Bilan

Après les attentats, Paris relance le débat sur le système bancaire Swift

La France déplore la main-mise américaine sur la manne d'informations du système bancaire international Swift, dans un contexte de traque des flux financiers du terrorisme.

"Plus de 90% des transferts de fonds internationaux passent par Swift. En tant qu'Européens nous n'avons pas la capacité d'exploiter nos propres données", a-t-il déploré le ministre des Finances Michel Sapin.

Crédits: AFP

En déplorant lundi la main-mise américaine sur la manne d'informations issues du système bancaire international Swift, dans un contexte de traque des flux financiers du terrorisme, la France a relancé un vieux débat.

"Cela ne peut plus durer", a lâché lundi le ministre des Finances Michel Sapin lors d'une conférence de presse consacrée à la lutte contre le financement du terrorisme, en évoquant le système Swift, acronyme de "Society for Worldwide Interbank Financial Telecommunication", qui signifie également "rapide" en anglais.

"Plus de 90% des transferts de fonds internationaux passent par Swift. En tant qu'Européens nous n'avons pas la capacité d'exploiter nos propres données", a-t-il déploré, faisant valoir que les Etats-Unis avaient au contraire mis en place "un centre d'analyse avec des moyens humains absolument considérables".

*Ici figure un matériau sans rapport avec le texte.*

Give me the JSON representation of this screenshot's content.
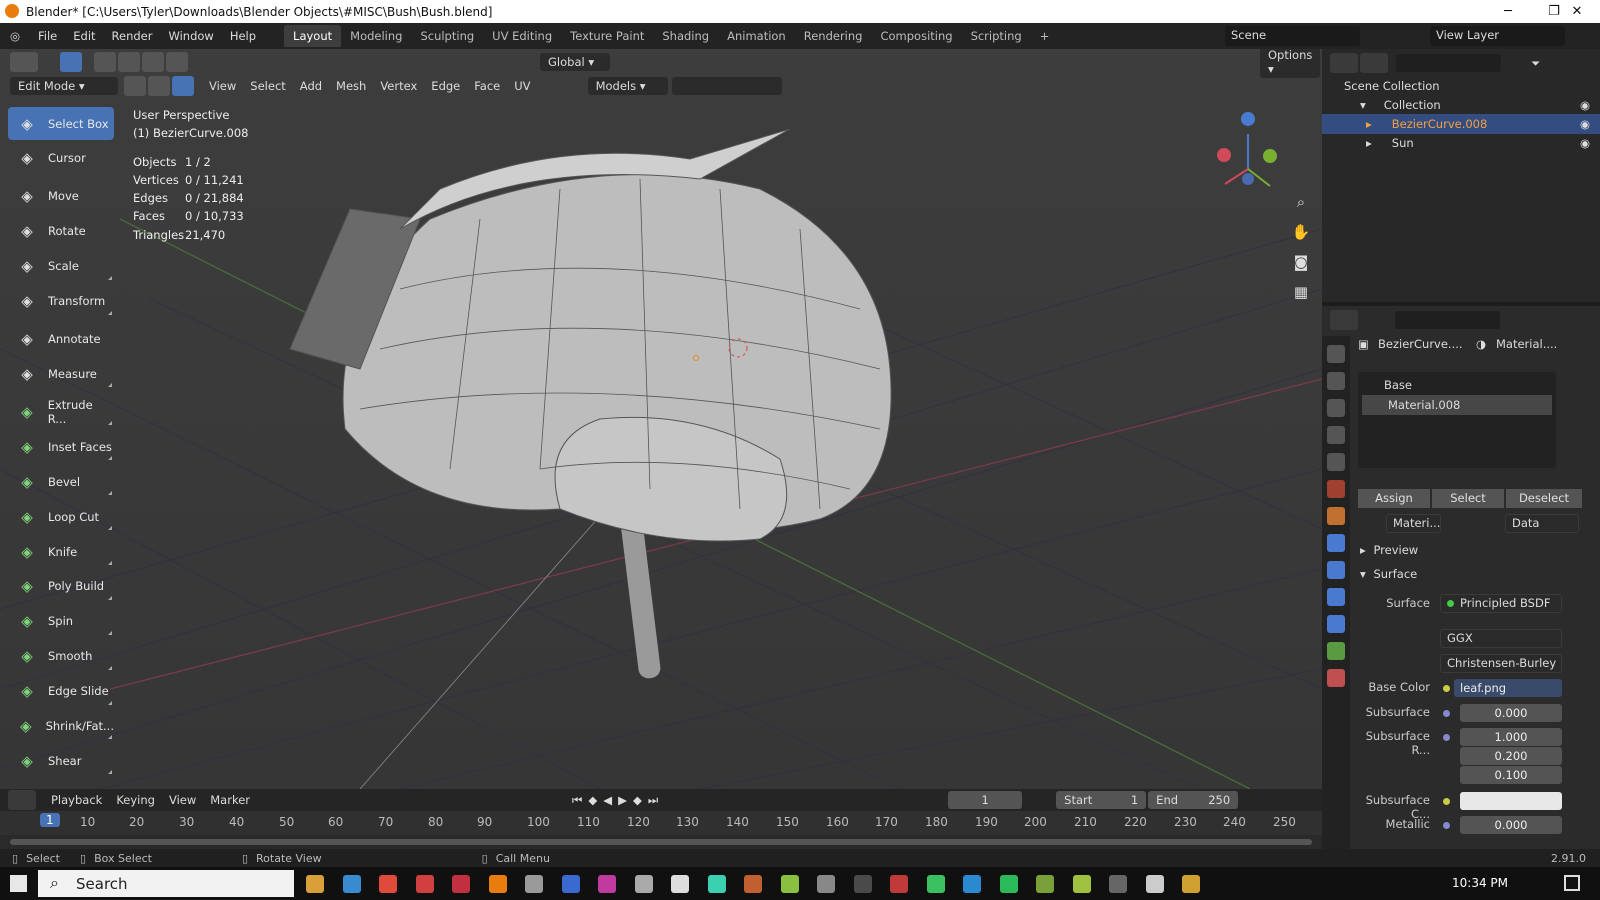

Swift est une coopérative spécialisée dans la "messagerie financière", qui permet d'effectuer toute une batterie d'opérations financières (virements, opérations sur devises etc.) de manière sécurisée et confidentielle.

Elle émet par exemple les codes d'identification bancaire BIC, qui apparaissent sur les relevés d'identité bancaire et servent à effectuer des virements internationaux.

La coopérative, qui appartient à des sociétés du secteur financier, en majorité des banques, traite environ 20 millions de transactions par jour, émanant de plus de 10.800 établissements financiers et entreprises répartis dans 200 pays, constituant une manne sans pareille d'informations sur les flux financiers.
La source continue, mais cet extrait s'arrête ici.